『ロイター』(10月29日付)によれば、 韓国の李在明大統領は29日、 米韓首脳会談で「原子力潜水艦を建造するつもりはないが、ディーゼル潜水艦は潜航能力が低いため、北朝鮮や中国の潜水艦を追跡することに制限がある」と説明。「燃料を供給することが認められ、通常兵器を搭載した潜水艦を何隻かわれわれが建造すれば米軍の負担は大幅に軽減できるだろう」と述べた。これは、どういう意味か。婉曲に、原潜保有意思を示したものだ。
一般のディーゼル潜水艦に原潜用燃料を積むはずがない。これはズバリ、韓国が将来、原潜を建艦する際に燃料供給を依頼したものである。日本が、原潜保有への動きをみせているので、韓国もその可能性を開いておきたいということに違いない。
『日本経済新聞 電子版』(10月29日付)は、「韓国大統領、原子力潜水艦の自国開発に理解促す トランプ氏に」と題する記事を掲載した。
韓国の李在明(イ・ジェミョン)大統領は29日、韓国南東部の慶州(キョンジュ)でトランプ米大統領と会談した。会談の冒頭で東アジアの厳しい安全保障環境を踏まえ、韓国が原子力潜水艦を開発することに理解を求めた。

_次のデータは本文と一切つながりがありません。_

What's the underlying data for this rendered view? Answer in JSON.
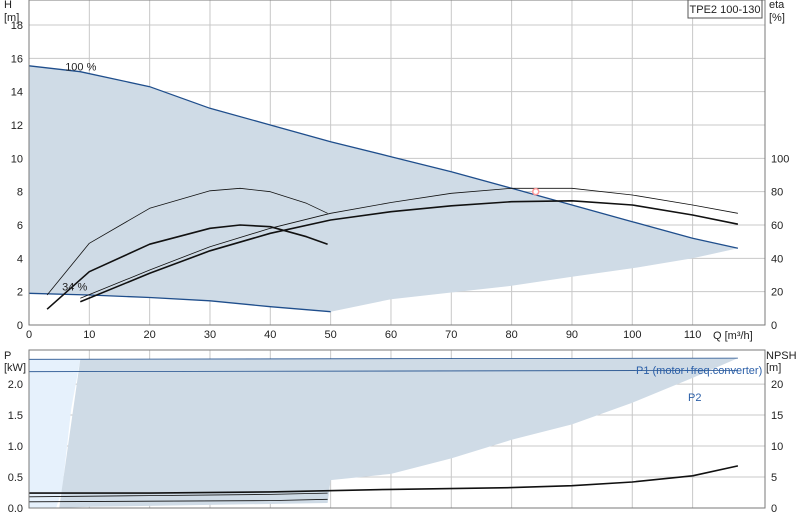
{
  "model_label": "TPE2 100-130",
  "colors": {
    "envelope_fill": "#cfdbe6",
    "light_region_fill": "#e6f1fc",
    "envelope_line": "#1f4e8c",
    "curve": "#111111",
    "operating_point": "#ff9a9a",
    "accent_text": "#2b5fa8"
  },
  "chart_data": [
    {
      "type": "line",
      "name": "head-efficiency",
      "xlabel": "Q [m³/h]",
      "ylabel_left_line1": "H",
      "ylabel_left_line2": "[m]",
      "ylabel_right_line1": "eta",
      "ylabel_right_line2": "[%]",
      "xlim": [
        0,
        122
      ],
      "ylim": [
        0,
        19.5
      ],
      "ylim_right": [
        0,
        195
      ],
      "xticks": [
        0,
        10,
        20,
        30,
        40,
        50,
        60,
        70,
        80,
        90,
        100,
        110
      ],
      "yticks_left": [
        0,
        2,
        4,
        6,
        8,
        10,
        12,
        14,
        16,
        18
      ],
      "yticks_right": [
        0,
        20,
        40,
        60,
        80,
        100
      ],
      "grid": true,
      "annotations": [
        {
          "text": "100 %",
          "x": 6.0,
          "y": 15.4
        },
        {
          "text": "34 %",
          "x": 5.5,
          "y": 2.2
        }
      ],
      "operating_point": {
        "x": 84.0,
        "y": 8.0
      },
      "light_region": [
        [
          0,
          15.55
        ],
        [
          8.5,
          15.2
        ],
        [
          4.5,
          9.0
        ],
        [
          2.5,
          2.0
        ],
        [
          0,
          1.9
        ]
      ],
      "envelope": {
        "upper": [
          [
            0,
            15.55
          ],
          [
            8.5,
            15.2
          ],
          [
            20,
            14.3
          ],
          [
            30,
            13.0
          ],
          [
            40,
            12.0
          ],
          [
            50,
            11.0
          ],
          [
            60,
            10.1
          ],
          [
            70,
            9.2
          ],
          [
            80,
            8.2
          ],
          [
            90,
            7.2
          ],
          [
            100,
            6.2
          ],
          [
            110,
            5.2
          ],
          [
            117.5,
            4.6
          ]
        ],
        "lower": [
          [
            117.5,
            4.6
          ],
          [
            110,
            4.0
          ],
          [
            100,
            3.4
          ],
          [
            90,
            2.9
          ],
          [
            80,
            2.35
          ],
          [
            70,
            1.95
          ],
          [
            60,
            1.55
          ],
          [
            50,
            0.8
          ],
          [
            40,
            1.1
          ],
          [
            30,
            1.45
          ],
          [
            20,
            1.65
          ],
          [
            10,
            1.8
          ],
          [
            0,
            1.9
          ]
        ]
      },
      "series": [
        {
          "role": "curve-100-eta",
          "weight": "thin",
          "values": [
            [
              8.5,
              1.6
            ],
            [
              20,
              3.3
            ],
            [
              30,
              4.7
            ],
            [
              40,
              5.8
            ],
            [
              50,
              6.7
            ],
            [
              60,
              7.35
            ],
            [
              70,
              7.9
            ],
            [
              80,
              8.2
            ],
            [
              90,
              8.2
            ],
            [
              100,
              7.8
            ],
            [
              110,
              7.2
            ],
            [
              117.5,
              6.7
            ]
          ]
        },
        {
          "role": "curve-100-head",
          "weight": "thick",
          "values": [
            [
              8.5,
              1.4
            ],
            [
              20,
              3.1
            ],
            [
              30,
              4.45
            ],
            [
              40,
              5.5
            ],
            [
              50,
              6.3
            ],
            [
              60,
              6.8
            ],
            [
              70,
              7.15
            ],
            [
              80,
              7.4
            ],
            [
              90,
              7.45
            ],
            [
              100,
              7.2
            ],
            [
              110,
              6.6
            ],
            [
              117.5,
              6.05
            ]
          ]
        },
        {
          "role": "curve-34-eta",
          "weight": "thin",
          "values": [
            [
              3.0,
              1.8
            ],
            [
              10,
              4.9
            ],
            [
              20,
              7.0
            ],
            [
              30,
              8.05
            ],
            [
              35,
              8.2
            ],
            [
              40,
              8.0
            ],
            [
              46,
              7.3
            ],
            [
              49.5,
              6.7
            ]
          ]
        },
        {
          "role": "curve-34-head",
          "weight": "thick",
          "values": [
            [
              3.0,
              0.95
            ],
            [
              10,
              3.2
            ],
            [
              20,
              4.85
            ],
            [
              30,
              5.8
            ],
            [
              35,
              6.0
            ],
            [
              40,
              5.9
            ],
            [
              46,
              5.3
            ],
            [
              49.5,
              4.85
            ]
          ]
        }
      ]
    },
    {
      "type": "line",
      "name": "power-npsh",
      "ylabel_left_line1": "P",
      "ylabel_left_line2": "[kW]",
      "ylabel_right_line1": "NPSH",
      "ylabel_right_line2": "[m]",
      "xlim": [
        0,
        122
      ],
      "ylim": [
        0,
        2.55
      ],
      "ylim_right": [
        0,
        25.5
      ],
      "yticks_left": [
        0.0,
        0.5,
        1.0,
        1.5,
        2.0
      ],
      "ytick_labels_left": [
        "0.0",
        "0.5",
        "1.0",
        "1.5",
        "2.0"
      ],
      "yticks_right": [
        0,
        5,
        10,
        15,
        20
      ],
      "grid": true,
      "light_region": [
        [
          0,
          2.4
        ],
        [
          8.5,
          2.4
        ],
        [
          7.0,
          1.6
        ],
        [
          5.5,
          0.3
        ],
        [
          4.5,
          0.0
        ],
        [
          0,
          0.0
        ]
      ],
      "envelope": {
        "upper": [
          [
            8.5,
            2.4
          ],
          [
            30,
            2.4
          ],
          [
            60,
            2.41
          ],
          [
            90,
            2.42
          ],
          [
            117.5,
            2.42
          ]
        ],
        "lower": [
          [
            117.5,
            2.42
          ],
          [
            110,
            2.1
          ],
          [
            100,
            1.7
          ],
          [
            90,
            1.35
          ],
          [
            80,
            1.1
          ],
          [
            70,
            0.8
          ],
          [
            60,
            0.55
          ],
          [
            50,
            0.45
          ],
          [
            49.5,
            0.08
          ],
          [
            30,
            0.05
          ],
          [
            10,
            0.02
          ],
          [
            5,
            0.0
          ]
        ]
      },
      "labels": {
        "p1": "P1 (motor+freq.converter)",
        "p2": "P2"
      },
      "series": [
        {
          "role": "P1",
          "weight": "thin",
          "values": [
            [
              0,
              2.4
            ],
            [
              117.5,
              2.42
            ]
          ]
        },
        {
          "role": "P2",
          "weight": "thin",
          "values": [
            [
              0,
              2.2
            ],
            [
              117.5,
              2.22
            ]
          ]
        },
        {
          "role": "npsh-100",
          "weight": "thick",
          "values": [
            [
              0,
              0.24
            ],
            [
              20,
              0.24
            ],
            [
              40,
              0.26
            ],
            [
              60,
              0.3
            ],
            [
              80,
              0.33
            ],
            [
              90,
              0.36
            ],
            [
              100,
              0.42
            ],
            [
              110,
              0.52
            ],
            [
              117.5,
              0.68
            ]
          ]
        },
        {
          "role": "npsh-34",
          "weight": "thin",
          "values": [
            [
              0,
              0.18
            ],
            [
              20,
              0.2
            ],
            [
              40,
              0.22
            ],
            [
              49.5,
              0.24
            ]
          ]
        },
        {
          "role": "npsh-34b",
          "weight": "thin",
          "values": [
            [
              0,
              0.1
            ],
            [
              20,
              0.11
            ],
            [
              40,
              0.12
            ],
            [
              49.5,
              0.14
            ]
          ]
        }
      ]
    }
  ]
}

(1)「韓国は現在、原潜を保有していない。李氏はトランプ氏に原潜開発への意欲を伝えたうえで「韓国が(米国から)原潜用の燃料を供給されるよう決断してほしい」と要請した。「燃料供給が認められ、我々が通常兵器を搭載した潜水艦を何隻か建造して黄海や日本海で活動すれば、米軍の負担は大幅に軽減できるだろう」とも主張した」
李氏は、巧妙にトランプ氏へ原潜保有意思を示したといえる。
「建造しない」と言いつつも、「燃料は欲しい」としている。これは、原潜保有の意図を否定しつつ、技術的選択肢を確保したいという、極めて慎重な発言である。米国の懸念(核拡散)を和らげつつ、中国・北朝鮮への抑止力を強化したいという意図がみえる。「米軍の負担軽減」は、韓国がより多くの戦略的役割を担うことで、米国の負担を軽くするという意思表示である。

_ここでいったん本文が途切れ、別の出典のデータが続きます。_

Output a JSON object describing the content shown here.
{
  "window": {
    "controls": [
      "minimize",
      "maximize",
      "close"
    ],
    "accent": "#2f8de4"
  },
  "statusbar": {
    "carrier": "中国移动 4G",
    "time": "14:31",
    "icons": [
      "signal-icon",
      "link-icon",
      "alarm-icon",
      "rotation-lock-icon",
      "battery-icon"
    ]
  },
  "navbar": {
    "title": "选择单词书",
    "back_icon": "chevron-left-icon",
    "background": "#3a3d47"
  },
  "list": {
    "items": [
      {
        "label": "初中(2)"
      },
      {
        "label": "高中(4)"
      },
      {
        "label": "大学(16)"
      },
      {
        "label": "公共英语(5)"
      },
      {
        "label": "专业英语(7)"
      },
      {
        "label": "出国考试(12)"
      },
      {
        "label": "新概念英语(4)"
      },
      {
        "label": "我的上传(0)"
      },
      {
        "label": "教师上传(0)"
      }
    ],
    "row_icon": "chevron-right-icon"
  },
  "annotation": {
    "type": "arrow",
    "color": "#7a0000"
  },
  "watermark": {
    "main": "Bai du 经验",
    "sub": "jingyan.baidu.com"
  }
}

(2)「米韓原子力協定は、韓国にウラン濃縮や原子力発電所で出た使用済み核燃料の再処理を禁じる。研究目的での再処理や20%未満の低濃縮ウランの生産は米国との協議を条件に実施を認めている。2015年に改定した同協定は35年まで有効だ。李氏の発言は原子力協定を改定し、米国が韓国の核燃料の再処理を認めるよう促すものだ。李氏は同協定の見直しを念頭に「使用後の核燃料の再処理やウラン濃縮について実質的な協議が進むよう指示していただければ、より早く解決できる」と言及した」
将来の原潜開発のためには、米韓原子力協定の改訂が必要である。韓国は、今からその準備をしておこうというものだ。

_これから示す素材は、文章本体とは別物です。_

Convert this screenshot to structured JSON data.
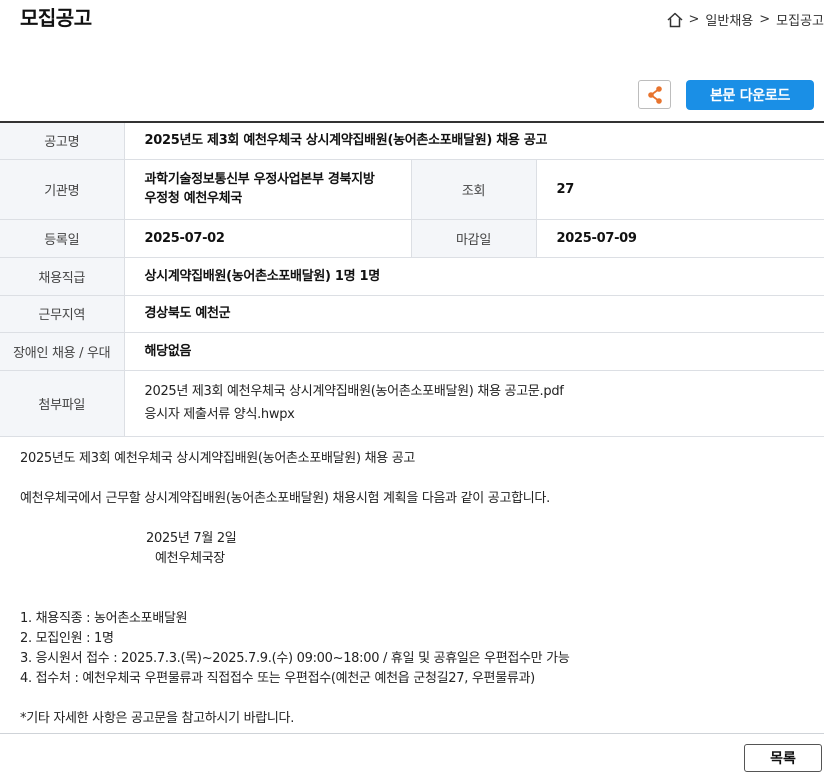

(3)「李氏は、「韓国が核兵器を積載した潜水艦をつくるということではない」と強調した。「ディーゼル潜水艦は潜航能力が低いため、北朝鮮や中国の潜水艦の追跡活動に制限がある」と説明した。高濃縮ウランや使用済み核燃料を再処理して得られるプルトニウムは、核兵器の燃料として軍事転用も可能となる。韓国は、過去にも再処理の容認を米国に求めたことがあるが、北朝鮮や中国など周辺国の反発も予想され、議論は進まなかった」
韓国は将来、原潜を持ちたいのであれば、インド太平洋戦略へ復帰すべきである。韓国海軍は、日本海と黄海だけの防衛に原潜は不要である。原潜が必要というには、インド太平洋戦略復帰が前提になる。これを曖昧にして、原潜保有を主張するのは矛盾している。